Pierre Gamarra (1919 – 2009), scrittore francese di origine basca.

Citazioni di Pierre Gamarra[modifica]

  • Lo voglia o no, il rapporto tra le mie intenzioni narrative e la mia vita nella società è, a mio avviso, essenziale... Come potrebbe essere diversamente?[1]
  • Io credo che le radici sociali, le radici nazionali – le radici in generale – sono assai importanti. [...] Credo ad ogni modo che quella che si chiama intenzione narrativa sia intenzione altruista, anche senza averne coscienza.[1]
  • Il contenuto è come la politica: non farne significa fare la politica peggiore.[1]
  • Le parole servono alla visione. Le parole sarebbero quindi creatrici? Certo, ma parlate e manipolate dallo scrittore. Abbandonate alla confusione, finiscono nella confusione. Ora, una cosa è esprimere la confusione, un'altra essere la confusione. Una cosa è denunciare la brutalità, un'altra cosa è essere la brutalità. Narrare significa parlare chiaro. È difficile, e la semplicità non è così semplice. (da un'inchiesta di «Europe»[1])

Il mistero della Berlurette[modifica]

Incipit[modifica]

Voglia il lettore scusare le imperfezioni del racconto, che io presento alla benevola attenzione. Certamente, a prima vista, tutto questo potrà sembrare abbastanza incredibile, e a tutti questi formidabili colpi di scena... Ma procediamo per ordine.
Innanzitutto devo dire che il prof. Vernéjou, insegnante elementare molto noto a Villeneuve-sur-Berlurette, mi ha fornito abbondanti precisazioni su questa fantastica vicenda. Ho interrogato un gran numero di testimoni diretti o indiretti e ho conosciuto i particolari attraverso le confidenze di Butirrino, di Bianca di Castiglia e soprattutto del famoso Carlomagno. Mi sono intrattenuto abbastanza a lungo con Tricoire, il barista, e con Berta, la merciaia.
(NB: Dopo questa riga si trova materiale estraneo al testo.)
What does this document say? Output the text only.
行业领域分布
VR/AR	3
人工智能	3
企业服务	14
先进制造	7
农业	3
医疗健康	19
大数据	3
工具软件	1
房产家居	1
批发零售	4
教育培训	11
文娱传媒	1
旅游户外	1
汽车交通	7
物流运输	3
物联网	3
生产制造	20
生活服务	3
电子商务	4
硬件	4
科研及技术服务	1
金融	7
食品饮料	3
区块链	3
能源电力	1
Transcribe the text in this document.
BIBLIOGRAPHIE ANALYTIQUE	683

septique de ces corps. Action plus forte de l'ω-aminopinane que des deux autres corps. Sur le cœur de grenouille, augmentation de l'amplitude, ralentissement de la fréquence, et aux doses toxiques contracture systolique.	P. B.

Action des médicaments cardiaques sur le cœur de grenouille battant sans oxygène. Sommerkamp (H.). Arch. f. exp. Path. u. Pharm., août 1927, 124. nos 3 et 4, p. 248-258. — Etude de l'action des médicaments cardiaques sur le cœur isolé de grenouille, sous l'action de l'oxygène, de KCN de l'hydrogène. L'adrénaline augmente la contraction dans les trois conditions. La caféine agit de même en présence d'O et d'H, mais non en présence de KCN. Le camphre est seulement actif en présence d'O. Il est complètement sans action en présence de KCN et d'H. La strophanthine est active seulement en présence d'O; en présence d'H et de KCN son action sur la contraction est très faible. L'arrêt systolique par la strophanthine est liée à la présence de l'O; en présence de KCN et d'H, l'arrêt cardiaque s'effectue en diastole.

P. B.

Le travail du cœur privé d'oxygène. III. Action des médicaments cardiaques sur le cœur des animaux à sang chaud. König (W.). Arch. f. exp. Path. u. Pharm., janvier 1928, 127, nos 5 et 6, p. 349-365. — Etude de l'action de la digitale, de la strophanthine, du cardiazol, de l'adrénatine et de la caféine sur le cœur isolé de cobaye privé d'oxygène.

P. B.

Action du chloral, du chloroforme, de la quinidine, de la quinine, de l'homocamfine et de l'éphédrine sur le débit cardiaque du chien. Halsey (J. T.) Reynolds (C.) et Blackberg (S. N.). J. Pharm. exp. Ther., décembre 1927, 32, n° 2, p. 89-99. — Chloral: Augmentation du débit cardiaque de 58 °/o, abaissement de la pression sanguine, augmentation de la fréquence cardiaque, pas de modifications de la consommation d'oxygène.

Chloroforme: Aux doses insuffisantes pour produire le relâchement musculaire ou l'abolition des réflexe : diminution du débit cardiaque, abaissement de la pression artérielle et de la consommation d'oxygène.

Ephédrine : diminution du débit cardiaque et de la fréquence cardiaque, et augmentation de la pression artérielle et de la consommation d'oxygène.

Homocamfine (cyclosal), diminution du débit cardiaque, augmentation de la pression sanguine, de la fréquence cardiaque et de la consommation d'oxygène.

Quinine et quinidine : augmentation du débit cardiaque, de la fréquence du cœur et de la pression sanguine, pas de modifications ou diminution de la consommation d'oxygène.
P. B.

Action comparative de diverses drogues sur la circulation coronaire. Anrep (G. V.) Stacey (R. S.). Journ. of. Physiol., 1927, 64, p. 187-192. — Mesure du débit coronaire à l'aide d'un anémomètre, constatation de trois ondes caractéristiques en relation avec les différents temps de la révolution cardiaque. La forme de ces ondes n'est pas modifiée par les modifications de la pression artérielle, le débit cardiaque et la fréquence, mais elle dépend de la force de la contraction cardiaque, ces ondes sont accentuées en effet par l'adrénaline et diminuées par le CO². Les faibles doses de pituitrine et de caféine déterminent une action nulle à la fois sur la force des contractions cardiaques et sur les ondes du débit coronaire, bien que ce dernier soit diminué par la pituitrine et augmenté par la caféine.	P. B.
In questa maniera, ho potuto ricostruire esattamente questa favolosa vicenda.

Citazioni[modifica]

  • Quando Cristoforo Colombo scoprì l'America o Bernard Palissy il segreto dello smalto, un Villanoviano del tempo, a cui un viaggiatore annunciò la notizia, dovette certamente rispondere: «Puah! in fede mia è un bel pezzo (=il y a belle lurette) che ne eravamo al corrente...». Questi signori che erano sempre al corrente di tutto, furono chiamati quelli della Belle lurette (=bel pezzo), poi della Bellurette e infine della Berlurette, per un'alterazione linguistica, perché in questo piacevole paese si ama rotolare molto la «r» fra i denti. (p. 21)
  • Non lontano, Bianca, appoggiata al muro, cercava di «ripassarsi» la parte della recita. Di tanto in tanto la si sentiva borbottare:
    Mentre che dietro pensieri malvagi | corre la gente con gran bramosia, | Marzo sghignazzando tra i nubifragi | schiude ai fiori di nascosto la via. [Théophile Gautier]
    Gli occhi della fanciulla andavano dal quaderno al cielo e dal cielo al quaderno. (p. 110)

Citazioni su Pierre Gamarra[modifica]

  • Da un'esperienza esistenziale fondamentalmente segnata dalla lacerazione, l'autore ricava anche i suoi versi, che si dispongono in genere su un ritmo di tenera elegia. La figura cha si privilegia sulle altre è la morte del figlio, a fianco della quale si leva lo straziante lamento della madre. (Ugo Piscopo)
  • Gamarra rende più piacevole la sua intenzione altruista, la sua volontà di parlare agli altri. La scoperta delle proprie radici e del proprio dolore è anche la scoperta degli altri. (Ugo Piscopo)

Note[modifica]

  1. a b c d Citato da Ugo Piscopo in introduzione a Il mistero della Berlurette.

Bibliografia[modifica]

  • Pierre Gamarra, Il mistero della Berlurette, traduzione, introduzione e note di Ugo Piscopo, G. B. Palumbo, Palermo 1972.